Despite Chino often stealing the show here, make no mistake that the drums, bass and guitar work easily get many chances to strut their stuff here. As stated before, “Lotion” provides jaw dropping intensity in its instrumentation with Chi adding brilliant texture with the bass, Abe delivering a tight drumming performance and none other than Stephen nabbing the spotlight on guitar. “Dai the Flu” is easily another track that is a highlight of Around the Fur
due to these refreshing qualities. For the most part, the album delivers on all of these qualities across the board and if it wasn't for the lone dud that is “Headup,” it could have delivered a seamlessly enjoyable experience. Unfortunately, “Headup” doesn't showcase anything interesting in terms of instrumentation and Chino spits more spoken word vocals that only manage to come off as annoying.
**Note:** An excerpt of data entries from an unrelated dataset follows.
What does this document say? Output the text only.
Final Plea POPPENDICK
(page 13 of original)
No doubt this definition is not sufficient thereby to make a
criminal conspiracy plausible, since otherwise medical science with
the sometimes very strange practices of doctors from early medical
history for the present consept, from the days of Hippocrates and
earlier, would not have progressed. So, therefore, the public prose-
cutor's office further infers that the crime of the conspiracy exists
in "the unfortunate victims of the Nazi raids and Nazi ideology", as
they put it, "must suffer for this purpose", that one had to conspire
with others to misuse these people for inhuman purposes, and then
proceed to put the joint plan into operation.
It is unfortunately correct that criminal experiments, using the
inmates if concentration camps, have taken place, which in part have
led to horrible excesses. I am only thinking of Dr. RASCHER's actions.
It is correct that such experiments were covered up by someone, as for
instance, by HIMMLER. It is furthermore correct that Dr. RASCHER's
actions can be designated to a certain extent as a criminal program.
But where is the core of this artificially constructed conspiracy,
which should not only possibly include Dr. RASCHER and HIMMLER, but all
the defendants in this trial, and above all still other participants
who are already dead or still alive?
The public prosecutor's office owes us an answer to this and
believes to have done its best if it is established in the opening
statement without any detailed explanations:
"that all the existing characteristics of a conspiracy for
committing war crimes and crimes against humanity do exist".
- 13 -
Thankfully, the band realized that these types of vocals simply are not a way for Chino to covey his poetic lyrics properly.
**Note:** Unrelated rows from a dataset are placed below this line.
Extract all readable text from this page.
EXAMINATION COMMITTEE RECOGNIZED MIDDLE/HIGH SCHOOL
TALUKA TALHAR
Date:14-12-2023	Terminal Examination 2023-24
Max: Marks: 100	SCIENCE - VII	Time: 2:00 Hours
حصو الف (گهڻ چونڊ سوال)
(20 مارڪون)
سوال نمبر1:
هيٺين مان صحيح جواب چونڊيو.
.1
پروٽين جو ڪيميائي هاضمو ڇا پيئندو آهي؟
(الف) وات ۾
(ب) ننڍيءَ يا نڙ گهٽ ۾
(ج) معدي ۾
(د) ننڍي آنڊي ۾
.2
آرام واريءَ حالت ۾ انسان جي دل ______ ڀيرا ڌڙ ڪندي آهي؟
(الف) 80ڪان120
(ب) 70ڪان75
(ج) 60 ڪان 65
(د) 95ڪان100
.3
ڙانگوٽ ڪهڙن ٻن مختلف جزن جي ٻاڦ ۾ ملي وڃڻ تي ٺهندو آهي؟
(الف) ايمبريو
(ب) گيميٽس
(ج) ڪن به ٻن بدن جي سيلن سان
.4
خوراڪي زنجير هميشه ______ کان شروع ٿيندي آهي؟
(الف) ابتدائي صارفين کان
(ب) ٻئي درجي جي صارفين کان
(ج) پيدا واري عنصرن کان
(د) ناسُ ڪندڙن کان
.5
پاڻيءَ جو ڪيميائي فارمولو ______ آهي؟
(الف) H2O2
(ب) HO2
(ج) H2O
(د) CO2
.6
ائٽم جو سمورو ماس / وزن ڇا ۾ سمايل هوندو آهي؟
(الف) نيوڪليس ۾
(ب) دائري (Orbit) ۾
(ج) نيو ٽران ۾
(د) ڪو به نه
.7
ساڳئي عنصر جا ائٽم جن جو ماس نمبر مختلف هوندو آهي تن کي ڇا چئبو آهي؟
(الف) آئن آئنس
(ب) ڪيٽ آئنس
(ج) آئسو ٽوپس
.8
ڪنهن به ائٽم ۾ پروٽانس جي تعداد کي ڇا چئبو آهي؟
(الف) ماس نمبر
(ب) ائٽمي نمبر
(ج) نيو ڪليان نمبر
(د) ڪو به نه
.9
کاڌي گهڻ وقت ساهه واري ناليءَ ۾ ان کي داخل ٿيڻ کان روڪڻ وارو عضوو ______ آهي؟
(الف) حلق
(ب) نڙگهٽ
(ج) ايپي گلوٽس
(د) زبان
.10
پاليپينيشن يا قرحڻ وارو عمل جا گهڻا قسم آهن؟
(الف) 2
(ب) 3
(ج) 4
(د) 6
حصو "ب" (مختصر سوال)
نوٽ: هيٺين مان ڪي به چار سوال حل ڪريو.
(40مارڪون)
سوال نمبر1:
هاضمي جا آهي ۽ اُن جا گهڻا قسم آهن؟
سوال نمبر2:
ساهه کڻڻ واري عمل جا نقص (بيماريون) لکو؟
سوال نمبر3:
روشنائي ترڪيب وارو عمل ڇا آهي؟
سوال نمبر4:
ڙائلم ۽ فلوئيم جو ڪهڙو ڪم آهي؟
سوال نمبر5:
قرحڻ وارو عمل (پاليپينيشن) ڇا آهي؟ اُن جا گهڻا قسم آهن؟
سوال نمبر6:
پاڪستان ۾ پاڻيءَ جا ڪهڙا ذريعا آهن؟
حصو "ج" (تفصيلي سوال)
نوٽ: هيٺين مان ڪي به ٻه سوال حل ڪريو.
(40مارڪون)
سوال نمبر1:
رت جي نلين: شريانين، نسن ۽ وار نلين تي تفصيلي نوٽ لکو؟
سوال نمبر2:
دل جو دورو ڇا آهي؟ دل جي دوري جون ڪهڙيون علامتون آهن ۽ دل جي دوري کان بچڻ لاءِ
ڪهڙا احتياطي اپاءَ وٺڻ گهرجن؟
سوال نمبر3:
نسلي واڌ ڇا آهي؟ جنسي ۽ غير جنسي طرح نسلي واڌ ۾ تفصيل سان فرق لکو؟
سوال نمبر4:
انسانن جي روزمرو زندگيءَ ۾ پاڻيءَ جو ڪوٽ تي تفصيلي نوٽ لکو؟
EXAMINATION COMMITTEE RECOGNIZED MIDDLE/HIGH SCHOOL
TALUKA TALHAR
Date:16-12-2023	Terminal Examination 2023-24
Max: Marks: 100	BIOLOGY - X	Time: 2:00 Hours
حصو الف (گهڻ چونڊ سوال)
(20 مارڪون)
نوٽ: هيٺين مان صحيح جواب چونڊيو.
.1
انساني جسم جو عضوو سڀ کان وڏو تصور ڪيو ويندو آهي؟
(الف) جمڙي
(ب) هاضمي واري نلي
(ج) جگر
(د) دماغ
This marks the end of a purely nu metal Deftones, but the band surely moves on to bigger and more influential works in the future. As for Around the Fur
, everything that includes musicianship, songwriting, vocals and lyrics improved swimmingly. Chino stated in “My Own Summer” that “The shade is a tool, a device, a savior/See I try and look up to the sky, but my eyes burn.” This certainly serves as a perfect metaphor for bands that choose to stay in their comfort zone and if they don’t eventually look up into the sky they’ll fade away. Yes, the shade can definitely be a tool for a short time and it worked for Deftones, but they knew better than to stay in the shade. Soon enough, they’ll not only look up to the sky, but they’ll reach for it.